SrA Melynda Kesterson

     The driver was a young woman, and the passenger was a 2-year-old girl, who was coughing and choking as her skin began to turn blue!  The gas station owner called 911, but no one seemed to know how to help the little girl. However, Airman Kesterson had been trained in CPR and other emergency first-aid techniques by the Washington National Guard. She went into action.

     “I was like jello,” the girl’s mother said. “The girl in uniform was so supportive. I looked at her and told her my daughter was choking on a piece of gum and couldn’t breathe.”

     Although she appeared calm, Airman Kesterson said she was actually terrified, but she picked up the little girl and immediately began administering the Heimlich maneuver after checking for an obstruction in her airway.

     The little girl’s eyes appeared glassy as they looked at Kesterson, but the girl was still conscious. Soon the little girl revived and grabbed Airman Kesterson’s finger, which she held tightly until police and firefighters arrived a few minutes later.

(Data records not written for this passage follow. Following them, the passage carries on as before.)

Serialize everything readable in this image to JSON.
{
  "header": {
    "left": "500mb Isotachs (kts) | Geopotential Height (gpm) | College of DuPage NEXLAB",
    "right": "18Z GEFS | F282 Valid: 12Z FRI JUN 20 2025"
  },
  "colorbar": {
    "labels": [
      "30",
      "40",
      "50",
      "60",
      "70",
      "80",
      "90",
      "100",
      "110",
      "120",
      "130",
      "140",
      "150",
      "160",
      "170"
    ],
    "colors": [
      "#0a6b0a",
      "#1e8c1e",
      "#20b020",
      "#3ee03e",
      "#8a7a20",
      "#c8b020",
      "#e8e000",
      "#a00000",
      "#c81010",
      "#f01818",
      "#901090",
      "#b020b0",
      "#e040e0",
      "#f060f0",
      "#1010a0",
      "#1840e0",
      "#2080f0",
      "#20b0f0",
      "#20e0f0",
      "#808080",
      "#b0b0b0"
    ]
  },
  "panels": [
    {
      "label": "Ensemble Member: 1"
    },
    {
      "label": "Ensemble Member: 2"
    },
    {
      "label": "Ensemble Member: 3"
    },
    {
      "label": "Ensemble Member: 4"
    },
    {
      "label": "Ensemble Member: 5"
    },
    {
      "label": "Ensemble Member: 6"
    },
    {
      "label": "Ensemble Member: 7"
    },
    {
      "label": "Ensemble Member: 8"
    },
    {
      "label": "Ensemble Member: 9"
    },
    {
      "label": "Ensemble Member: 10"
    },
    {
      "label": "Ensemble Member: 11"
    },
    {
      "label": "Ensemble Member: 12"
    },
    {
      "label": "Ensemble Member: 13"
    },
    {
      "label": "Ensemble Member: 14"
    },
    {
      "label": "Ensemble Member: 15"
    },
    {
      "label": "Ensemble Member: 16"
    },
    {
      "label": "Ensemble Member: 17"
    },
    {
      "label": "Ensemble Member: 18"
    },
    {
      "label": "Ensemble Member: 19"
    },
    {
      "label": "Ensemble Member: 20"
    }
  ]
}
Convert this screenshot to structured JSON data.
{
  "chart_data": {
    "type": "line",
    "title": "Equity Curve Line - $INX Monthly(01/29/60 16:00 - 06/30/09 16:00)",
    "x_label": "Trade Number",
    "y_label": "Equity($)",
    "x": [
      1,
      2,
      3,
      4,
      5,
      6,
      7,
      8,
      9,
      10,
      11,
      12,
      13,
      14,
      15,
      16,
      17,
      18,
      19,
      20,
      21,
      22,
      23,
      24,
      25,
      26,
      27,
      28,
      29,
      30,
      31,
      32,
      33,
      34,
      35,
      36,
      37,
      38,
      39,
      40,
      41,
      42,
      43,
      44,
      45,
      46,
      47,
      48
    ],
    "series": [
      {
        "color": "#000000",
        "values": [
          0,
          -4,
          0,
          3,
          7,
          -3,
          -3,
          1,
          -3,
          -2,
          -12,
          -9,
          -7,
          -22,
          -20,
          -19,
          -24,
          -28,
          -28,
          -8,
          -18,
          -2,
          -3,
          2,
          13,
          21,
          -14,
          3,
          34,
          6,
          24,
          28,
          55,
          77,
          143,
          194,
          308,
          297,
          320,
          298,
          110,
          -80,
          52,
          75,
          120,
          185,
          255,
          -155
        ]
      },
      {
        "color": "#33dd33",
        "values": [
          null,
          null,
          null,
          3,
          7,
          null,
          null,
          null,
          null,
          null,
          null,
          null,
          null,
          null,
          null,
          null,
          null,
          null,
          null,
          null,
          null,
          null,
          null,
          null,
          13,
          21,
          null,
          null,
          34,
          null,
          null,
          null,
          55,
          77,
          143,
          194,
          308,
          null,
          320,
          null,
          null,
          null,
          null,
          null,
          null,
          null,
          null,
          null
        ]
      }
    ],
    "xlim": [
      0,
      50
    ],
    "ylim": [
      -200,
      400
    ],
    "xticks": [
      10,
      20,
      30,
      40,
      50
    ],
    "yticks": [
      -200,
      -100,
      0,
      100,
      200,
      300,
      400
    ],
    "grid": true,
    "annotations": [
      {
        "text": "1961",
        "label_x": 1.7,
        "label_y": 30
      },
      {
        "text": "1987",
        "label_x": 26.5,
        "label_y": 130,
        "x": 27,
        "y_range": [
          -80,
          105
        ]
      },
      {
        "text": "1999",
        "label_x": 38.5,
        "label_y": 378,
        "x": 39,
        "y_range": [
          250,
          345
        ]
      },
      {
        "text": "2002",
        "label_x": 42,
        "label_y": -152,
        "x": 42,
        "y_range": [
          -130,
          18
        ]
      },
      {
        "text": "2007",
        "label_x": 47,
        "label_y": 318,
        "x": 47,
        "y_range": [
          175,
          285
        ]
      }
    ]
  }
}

     As she went on her way to work, Airman Kesterson couldn't help but mull over all of the coincidences that had led up to her being in the right place at the right time. "If the truck had moved faster I wouldn’t have been there. If I hadn’t gotten the gas, I wouldn’t have been there."

     Airman Kesterson arrived at work and went in to see her husband, also an Air Guardsman, working at WADS. She put her head on his shoulder and began to cry as a rush of emotions overwhelmed her.

     "All I could think about was my husband and our own children", she said. They have two children of their own - 11 and 7 years of age.  “I thought about how fragile children are,” she said. “But I also remembered thinking that the little girl would still have the chance to grow up.”

     During a ceremony at WADS six days later, the young girl's mother again thanked Airman Kesterson in person for her heroic actions. “I was very honored to meet her again,” she said.

     Airman Kesterson's husband said “I’m really proud of her, and not only because she saved a life", he explained. He said he was happy his wife decided to enlist in the Air National Guard last year. She had been active duty Air Force for two years and then entered the Army Guard after a civilian break.

     Airman Kesterson said she missed the Air Force and was happy to work at McChord. “The Air Force was all I ever knew. So it was like coming home,” she said. “I dragged my husband over here from the Army Guard.”

     When she was a little girl and her grandparents kept horses in the McChord stables, Airman Kesterson would look at the WADS building and wonder about it.  “Once I got out of the Air Force, I realized that’s where I’m supposed to be,” she said.  “Now I stand in the parking lot of the WADS building and look at the stables,” she said.

     Working at WADS as a Tracker, she said she has a new sense of purpose, knowing she is doing something important. At WADS, she has the chance to save more lives every day.  Now, because of her quick thinking and cool head, a little girl will be able to grow up and maybe live out her dreams too.